In the functions below, TYPE is one of the reduction types and has a corresponding TYPENAME specified by Table Reduction Types, Names, and Supporting Operations.
-
template<typename Group>
int ishmemx_TYPENAME_and_reduce_work_group(TYPE *dest, const TYPE *source, size_t nreduce, const Group &group)#
-
template<typename Group>
int ishmemx_TYPENAME_or_reduce_work_group(TYPE *dest, const TYPE *source, size_t nreduce, const Group &group)#
-
template<typename Group>
int ishmemx_TYPENAME_xor_reduce_work_group(TYPE *dest, const TYPE *source, size_t nreduce, const Group &group)#
-
template<typename Group>
int ishmemx_TYPENAME_max_reduce_work_group(TYPE *dest, const TYPE *source, size_t nreduce, const Group &group)#
-
template<typename Group>
int ishmemx_TYPENAME_min_reduce_work_group(TYPE *dest, const TYPE *source, size_t nreduce, const Group &group)#
-
template<typename Group>
int ishmemx_TYPENAME_sum_reduce_work_group(TYPE *dest, const TYPE *source, size_t nreduce, const Group &group)#
-
template<typename Group>
int ishmemx_TYPENAME_prod_reduce_work_group(TYPE *dest, const TYPE *source, size_t nreduce, const Group &group)# - Parameters:
dest – Symmetric address of an array, of length nreduce elements, to receive the result of the reduction routines.
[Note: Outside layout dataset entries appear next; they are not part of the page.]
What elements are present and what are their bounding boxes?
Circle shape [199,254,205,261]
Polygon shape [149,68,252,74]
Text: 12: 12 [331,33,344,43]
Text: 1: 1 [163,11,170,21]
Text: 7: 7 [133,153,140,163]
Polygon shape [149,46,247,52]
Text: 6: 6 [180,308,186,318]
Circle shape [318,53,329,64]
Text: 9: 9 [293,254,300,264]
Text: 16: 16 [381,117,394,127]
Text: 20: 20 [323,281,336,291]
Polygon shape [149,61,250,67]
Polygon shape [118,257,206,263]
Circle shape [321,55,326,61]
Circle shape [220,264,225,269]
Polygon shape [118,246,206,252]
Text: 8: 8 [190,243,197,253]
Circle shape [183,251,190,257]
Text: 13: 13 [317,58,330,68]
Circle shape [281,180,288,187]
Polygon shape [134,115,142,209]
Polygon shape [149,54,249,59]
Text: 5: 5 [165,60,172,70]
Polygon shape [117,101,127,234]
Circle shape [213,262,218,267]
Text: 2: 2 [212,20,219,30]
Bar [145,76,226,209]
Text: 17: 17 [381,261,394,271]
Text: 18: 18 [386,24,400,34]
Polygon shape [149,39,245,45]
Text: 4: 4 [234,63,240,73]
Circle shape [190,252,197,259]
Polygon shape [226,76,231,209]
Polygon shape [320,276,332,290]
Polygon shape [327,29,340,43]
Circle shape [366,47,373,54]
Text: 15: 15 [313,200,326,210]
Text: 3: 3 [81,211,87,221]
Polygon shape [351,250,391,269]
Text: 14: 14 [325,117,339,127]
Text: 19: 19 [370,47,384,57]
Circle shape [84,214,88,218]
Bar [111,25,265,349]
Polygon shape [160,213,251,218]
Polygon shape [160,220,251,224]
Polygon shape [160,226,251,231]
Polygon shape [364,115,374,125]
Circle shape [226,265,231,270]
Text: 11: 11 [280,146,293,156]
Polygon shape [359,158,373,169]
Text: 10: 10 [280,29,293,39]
The type of dest should match the TYPE and TYPENAME according to the table of Reduction Types.
source – Symmetric address of an array, of length nreduce elements, that contains one element for each separate reduction routine. The type of source should match the TYPE and TYPENAME according to the table of Reduction Types.
nreduce – The number of elements in the dest and source arrays. nreduce must be of type size_t and have the same value across all PEs.
group – The SYCL
group
orsub_group
on which to collectively perform the barrier operation.
- Returns:
Zero on successful local completion. Nonzero otherwise.
Callable from the device.
Description:
The ishmemx_reduce_work_group
routines have similar semantics and
requirements as the ishmem_reduce
routines.
In contrast with the ishmem_reduce
routines,
ishmemx_reduce_work_group
allows for the device threads within
group to cooperate towards the reduction operation.
This may be more performant; for example, when ishmem_reduce
requires all device threads in the kernel to invoke RMA operations.
This routine blocks the calling PE until all PEs have called
ishmemx_reduce_work_group
.
ishmemx_reduce_work_group
only ensures completion and visibility of
previously issued memory stores and does not ensure completion of remote
memory updates issued via ishmem
routines.
All threads in group must call the routine with identical arguments.
Important
For the reduction operations sum
and prod
, the order of
reduction may not be the same across all PEs, so the results for floating
point datatypes may differ slightly. This is because floating addition and
multiplication are not associative operations.